Israel, 34, said that the company where he worked temporarily closed in April.
There were no tourists taking tours or going to hotels on the beach, so we had no one to transport,” he related.
Half a year later, his life has taken a 180-degree turn. Before the crisis, he earned about ₡400,000 (about $700), plus tips from the tourists he transported. With that, he supported his wife and four daughters. “It wasn’t much, but I assure you that we had enough to get through the end of the pay period. We ate well,” he said. After the suspension, he stopped receiving any type of income. “I felt desperate. I didn’t know what to do, because I had to help my family somehow.”
With a family to provide for, the driver had to reinvent himself out of obligation, not by choice.
At that time during the pandemic, the Ministry of Health ordered the closure of all bars and restaurants in the country. Delivery service then took center stage. This is how he made money for a few months.
“It wasn’t profitable,” he lamented. The food company he delivered orders for paid him 1,000 colones (about $1.75) for each trip. There were good days, when he could return home with more than ₡20,000 ($35), and horrible days when he only received ₡3,000 (about $5).
The day he told us his story over the phone, he was at home without any source of employment. In July, while getting an order in downtown Nicoya, Israel fell from his motorcycle, fracturing his leg and tearing his foot deeply. Since then, he spends his days at hospitals, thinking about how his insurance coverage will end on October 30.
We live on loans and the little savings we have left,” he related.
Workers like him, heads of households between the ages of 25 and 34, represent the majority of the Guanacaste tourism workforce. They are also the group that suffered the most job loss during the pandemic.
Assistance
In April of this year, the government announced that it would provide the “Proteger” (Protect) bond, economic assistance for unemployed people during the crisis. According to statistics from the Ministry of Labor and Social Security (MTSS), about 99,000 people in Guanacaste requested it. Israel is one of them.
He says that the Proteger bond served as a lifeline for the three months he received it. After budget problems, most households stopped receiving the bond in August, but the pandemic continues.

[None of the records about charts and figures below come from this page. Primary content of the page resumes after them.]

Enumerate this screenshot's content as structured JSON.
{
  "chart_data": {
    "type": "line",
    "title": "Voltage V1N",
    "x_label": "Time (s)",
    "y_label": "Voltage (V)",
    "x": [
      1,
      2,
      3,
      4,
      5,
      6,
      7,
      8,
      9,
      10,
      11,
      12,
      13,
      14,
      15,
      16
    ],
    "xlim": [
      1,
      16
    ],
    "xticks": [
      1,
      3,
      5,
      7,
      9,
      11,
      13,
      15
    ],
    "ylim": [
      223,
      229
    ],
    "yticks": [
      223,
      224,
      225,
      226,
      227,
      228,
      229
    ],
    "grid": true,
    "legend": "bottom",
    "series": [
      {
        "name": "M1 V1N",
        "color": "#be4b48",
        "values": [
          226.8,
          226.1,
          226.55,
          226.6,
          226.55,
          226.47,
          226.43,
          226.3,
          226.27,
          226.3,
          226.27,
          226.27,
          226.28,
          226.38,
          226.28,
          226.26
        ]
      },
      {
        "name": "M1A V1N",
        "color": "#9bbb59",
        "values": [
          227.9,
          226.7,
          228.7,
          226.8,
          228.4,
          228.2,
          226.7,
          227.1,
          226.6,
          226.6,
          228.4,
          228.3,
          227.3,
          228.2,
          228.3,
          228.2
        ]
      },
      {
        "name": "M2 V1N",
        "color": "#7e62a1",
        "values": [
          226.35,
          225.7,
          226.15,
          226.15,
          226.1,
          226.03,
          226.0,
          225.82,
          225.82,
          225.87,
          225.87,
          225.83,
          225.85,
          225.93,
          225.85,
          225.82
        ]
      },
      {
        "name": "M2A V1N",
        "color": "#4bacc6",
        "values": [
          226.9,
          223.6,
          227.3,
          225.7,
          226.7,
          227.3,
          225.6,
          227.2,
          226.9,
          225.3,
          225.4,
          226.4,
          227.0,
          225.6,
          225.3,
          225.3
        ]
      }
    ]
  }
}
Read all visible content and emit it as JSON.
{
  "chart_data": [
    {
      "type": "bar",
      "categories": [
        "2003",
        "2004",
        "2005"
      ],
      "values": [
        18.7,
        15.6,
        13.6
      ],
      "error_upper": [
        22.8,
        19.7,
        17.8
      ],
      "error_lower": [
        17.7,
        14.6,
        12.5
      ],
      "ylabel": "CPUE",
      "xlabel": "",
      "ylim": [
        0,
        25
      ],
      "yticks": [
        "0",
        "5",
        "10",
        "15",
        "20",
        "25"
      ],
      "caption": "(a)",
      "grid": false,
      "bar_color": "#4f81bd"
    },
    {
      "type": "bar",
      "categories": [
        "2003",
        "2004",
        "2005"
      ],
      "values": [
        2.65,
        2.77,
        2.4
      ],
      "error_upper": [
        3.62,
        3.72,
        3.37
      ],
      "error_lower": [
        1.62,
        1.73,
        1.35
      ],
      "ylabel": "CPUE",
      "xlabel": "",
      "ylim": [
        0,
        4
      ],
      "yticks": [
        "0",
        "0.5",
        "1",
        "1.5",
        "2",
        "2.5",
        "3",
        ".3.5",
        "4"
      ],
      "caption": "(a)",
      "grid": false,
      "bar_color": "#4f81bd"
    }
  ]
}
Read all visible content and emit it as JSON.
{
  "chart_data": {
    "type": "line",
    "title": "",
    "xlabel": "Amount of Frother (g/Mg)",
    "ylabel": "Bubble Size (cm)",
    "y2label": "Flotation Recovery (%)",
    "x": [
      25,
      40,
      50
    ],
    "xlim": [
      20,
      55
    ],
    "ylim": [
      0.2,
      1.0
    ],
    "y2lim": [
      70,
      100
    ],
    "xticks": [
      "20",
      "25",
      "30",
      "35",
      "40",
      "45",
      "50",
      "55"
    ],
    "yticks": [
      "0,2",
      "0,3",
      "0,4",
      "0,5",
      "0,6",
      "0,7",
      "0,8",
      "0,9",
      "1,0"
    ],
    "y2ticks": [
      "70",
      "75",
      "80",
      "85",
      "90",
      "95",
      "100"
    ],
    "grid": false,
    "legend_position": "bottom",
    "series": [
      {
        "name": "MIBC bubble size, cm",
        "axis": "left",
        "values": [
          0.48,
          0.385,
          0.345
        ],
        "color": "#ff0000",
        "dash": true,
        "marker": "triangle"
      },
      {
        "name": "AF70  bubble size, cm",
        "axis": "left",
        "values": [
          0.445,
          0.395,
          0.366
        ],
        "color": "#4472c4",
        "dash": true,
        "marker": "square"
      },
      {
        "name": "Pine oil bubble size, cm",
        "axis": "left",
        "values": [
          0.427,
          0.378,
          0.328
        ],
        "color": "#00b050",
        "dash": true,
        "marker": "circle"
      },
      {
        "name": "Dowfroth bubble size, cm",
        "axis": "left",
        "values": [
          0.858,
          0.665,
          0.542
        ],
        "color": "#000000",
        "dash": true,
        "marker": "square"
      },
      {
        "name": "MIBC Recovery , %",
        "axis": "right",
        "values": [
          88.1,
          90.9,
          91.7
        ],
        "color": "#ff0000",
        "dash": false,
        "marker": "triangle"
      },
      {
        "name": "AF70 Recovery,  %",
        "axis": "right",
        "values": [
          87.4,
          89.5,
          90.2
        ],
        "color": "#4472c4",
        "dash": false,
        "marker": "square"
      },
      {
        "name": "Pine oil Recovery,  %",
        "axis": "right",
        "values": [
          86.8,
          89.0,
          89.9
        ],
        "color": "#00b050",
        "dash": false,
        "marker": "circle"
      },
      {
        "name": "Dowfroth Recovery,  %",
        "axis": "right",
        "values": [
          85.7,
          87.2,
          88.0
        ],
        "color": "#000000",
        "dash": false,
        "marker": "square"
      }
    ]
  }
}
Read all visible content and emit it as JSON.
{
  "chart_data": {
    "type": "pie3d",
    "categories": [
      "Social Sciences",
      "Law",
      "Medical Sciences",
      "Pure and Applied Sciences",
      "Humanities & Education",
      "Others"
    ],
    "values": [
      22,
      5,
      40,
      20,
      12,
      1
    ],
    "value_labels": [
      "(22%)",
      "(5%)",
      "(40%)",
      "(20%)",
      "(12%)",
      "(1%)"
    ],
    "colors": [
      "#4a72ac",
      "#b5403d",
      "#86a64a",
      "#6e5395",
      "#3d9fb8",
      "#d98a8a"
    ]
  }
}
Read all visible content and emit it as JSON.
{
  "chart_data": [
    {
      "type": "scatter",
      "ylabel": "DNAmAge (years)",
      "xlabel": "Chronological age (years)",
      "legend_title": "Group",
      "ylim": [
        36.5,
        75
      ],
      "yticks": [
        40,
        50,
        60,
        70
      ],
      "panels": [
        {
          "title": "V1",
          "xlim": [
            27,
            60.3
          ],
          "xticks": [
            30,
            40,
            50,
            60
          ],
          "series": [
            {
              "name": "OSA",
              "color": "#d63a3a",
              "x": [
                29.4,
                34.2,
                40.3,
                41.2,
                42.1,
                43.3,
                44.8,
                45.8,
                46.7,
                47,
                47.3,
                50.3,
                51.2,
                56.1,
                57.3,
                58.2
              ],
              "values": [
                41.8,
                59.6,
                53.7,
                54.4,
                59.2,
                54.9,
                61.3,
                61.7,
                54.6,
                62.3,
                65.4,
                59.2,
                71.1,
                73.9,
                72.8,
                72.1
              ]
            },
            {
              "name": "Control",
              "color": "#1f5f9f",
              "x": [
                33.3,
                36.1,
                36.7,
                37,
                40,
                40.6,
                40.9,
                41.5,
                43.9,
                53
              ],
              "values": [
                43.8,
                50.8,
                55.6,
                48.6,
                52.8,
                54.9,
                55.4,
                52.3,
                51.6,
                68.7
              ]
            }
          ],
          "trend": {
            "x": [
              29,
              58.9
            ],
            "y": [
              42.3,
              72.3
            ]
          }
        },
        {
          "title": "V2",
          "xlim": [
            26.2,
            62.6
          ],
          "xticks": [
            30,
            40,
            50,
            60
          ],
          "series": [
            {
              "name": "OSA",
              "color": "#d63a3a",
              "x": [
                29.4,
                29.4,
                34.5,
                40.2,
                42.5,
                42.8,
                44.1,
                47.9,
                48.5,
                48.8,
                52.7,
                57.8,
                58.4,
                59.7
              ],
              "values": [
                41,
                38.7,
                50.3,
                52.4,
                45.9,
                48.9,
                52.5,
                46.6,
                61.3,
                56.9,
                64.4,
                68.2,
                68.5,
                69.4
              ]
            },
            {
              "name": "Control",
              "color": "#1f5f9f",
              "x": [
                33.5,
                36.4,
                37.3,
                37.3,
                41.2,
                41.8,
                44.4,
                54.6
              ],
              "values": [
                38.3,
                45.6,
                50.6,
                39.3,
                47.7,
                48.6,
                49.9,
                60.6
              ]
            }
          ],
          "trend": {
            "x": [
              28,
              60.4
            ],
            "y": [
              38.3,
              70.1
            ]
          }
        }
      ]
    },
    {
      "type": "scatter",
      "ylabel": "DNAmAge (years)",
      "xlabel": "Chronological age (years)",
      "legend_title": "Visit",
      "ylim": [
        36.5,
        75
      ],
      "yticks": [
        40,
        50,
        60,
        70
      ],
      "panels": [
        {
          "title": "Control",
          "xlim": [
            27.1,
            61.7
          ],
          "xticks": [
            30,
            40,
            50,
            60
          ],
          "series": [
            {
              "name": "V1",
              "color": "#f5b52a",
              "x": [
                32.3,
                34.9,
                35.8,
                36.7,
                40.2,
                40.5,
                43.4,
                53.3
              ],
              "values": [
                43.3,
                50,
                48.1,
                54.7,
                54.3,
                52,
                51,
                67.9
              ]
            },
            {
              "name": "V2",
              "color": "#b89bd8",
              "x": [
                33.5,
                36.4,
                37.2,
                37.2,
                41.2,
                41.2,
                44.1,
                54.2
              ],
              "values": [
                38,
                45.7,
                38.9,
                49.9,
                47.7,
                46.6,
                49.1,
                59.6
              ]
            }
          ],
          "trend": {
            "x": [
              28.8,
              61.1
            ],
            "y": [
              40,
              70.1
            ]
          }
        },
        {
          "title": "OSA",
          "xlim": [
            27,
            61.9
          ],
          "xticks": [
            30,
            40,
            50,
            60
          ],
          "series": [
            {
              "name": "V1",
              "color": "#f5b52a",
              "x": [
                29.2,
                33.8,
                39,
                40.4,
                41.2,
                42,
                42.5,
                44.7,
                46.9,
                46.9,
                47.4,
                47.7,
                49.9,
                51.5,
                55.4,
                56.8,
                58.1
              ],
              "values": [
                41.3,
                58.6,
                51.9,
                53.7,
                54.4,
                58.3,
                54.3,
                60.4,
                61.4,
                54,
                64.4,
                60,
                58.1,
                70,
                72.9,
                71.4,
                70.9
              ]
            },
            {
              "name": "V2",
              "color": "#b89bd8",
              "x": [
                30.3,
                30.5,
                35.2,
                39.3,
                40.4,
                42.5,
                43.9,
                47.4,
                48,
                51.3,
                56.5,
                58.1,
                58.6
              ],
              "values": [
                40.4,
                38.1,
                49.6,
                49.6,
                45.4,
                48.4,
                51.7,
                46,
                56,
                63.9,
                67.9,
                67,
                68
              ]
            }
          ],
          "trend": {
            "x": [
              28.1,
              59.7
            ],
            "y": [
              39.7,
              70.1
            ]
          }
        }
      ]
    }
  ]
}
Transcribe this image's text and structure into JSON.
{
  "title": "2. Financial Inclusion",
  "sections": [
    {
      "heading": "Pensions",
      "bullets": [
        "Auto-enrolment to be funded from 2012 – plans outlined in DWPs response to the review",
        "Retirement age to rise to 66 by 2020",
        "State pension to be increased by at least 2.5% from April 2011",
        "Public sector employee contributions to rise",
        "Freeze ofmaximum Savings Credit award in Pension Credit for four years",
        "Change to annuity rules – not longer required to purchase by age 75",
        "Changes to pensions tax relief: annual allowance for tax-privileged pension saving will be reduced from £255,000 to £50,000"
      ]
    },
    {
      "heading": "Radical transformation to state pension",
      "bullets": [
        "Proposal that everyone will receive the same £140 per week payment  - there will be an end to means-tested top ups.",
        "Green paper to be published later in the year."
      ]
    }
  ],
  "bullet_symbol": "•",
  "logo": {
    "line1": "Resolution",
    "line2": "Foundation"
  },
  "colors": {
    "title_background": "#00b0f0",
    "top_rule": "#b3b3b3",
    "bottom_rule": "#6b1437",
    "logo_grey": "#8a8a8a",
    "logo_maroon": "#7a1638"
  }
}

The executive president of the Mixed Institute of Social Aid (IMAS), Juan Luis Bermudez, announced in October that this incentive will now focus on the tourism industry. In other words, rather than give it to unemployed individuals, the government will now give it to tourism companies that can generate jobs. This new plan is supposed to start in November.
Reopening, but what about unemployment?
Gustavo Alvarado, from ICT, recognized that the reality for the coastal areas remains similar to the second semester data.
We won’t see the results until after December, when the high season begins and all borders open,” he emphasized.
Caturgua, for its part, said that 40% of the accommodations affiliated with the tourism chamber are open at this time. These have only managed to fill to 20% capacity. “[The crisis] doesn’t just affect direct jobs, but all the linked processes that have been affected by the zero season,” the institution’s press department stated.
Guanacaste has special elements such as the Daniel Oduber Quiros airport in Liberia, which normally receives at least one million passengers a year. This element, according to Alvarado, will make the reactivation of tourism jobs in Guanacaste take place sooner. “It will be a slow process and we probably won’t see it until next year,” he emphasized.
Israel says that right now, he sees being rehired as a distant possibility. His goal is to recover the lost tissue on his foot and return to serving as a tour guide on the roads through the country.
Both Alvarado and Israel preface their projections with an “it depends.” What will happen to the tourism industry in Guanacaste and the country, and what will become of unemployment related to tourism? Alvarado said it depends on if there are new outbreaks or if the borders close again. Israel said it depends on if he can walk again and if he can resume the daily routine that he had been following for years.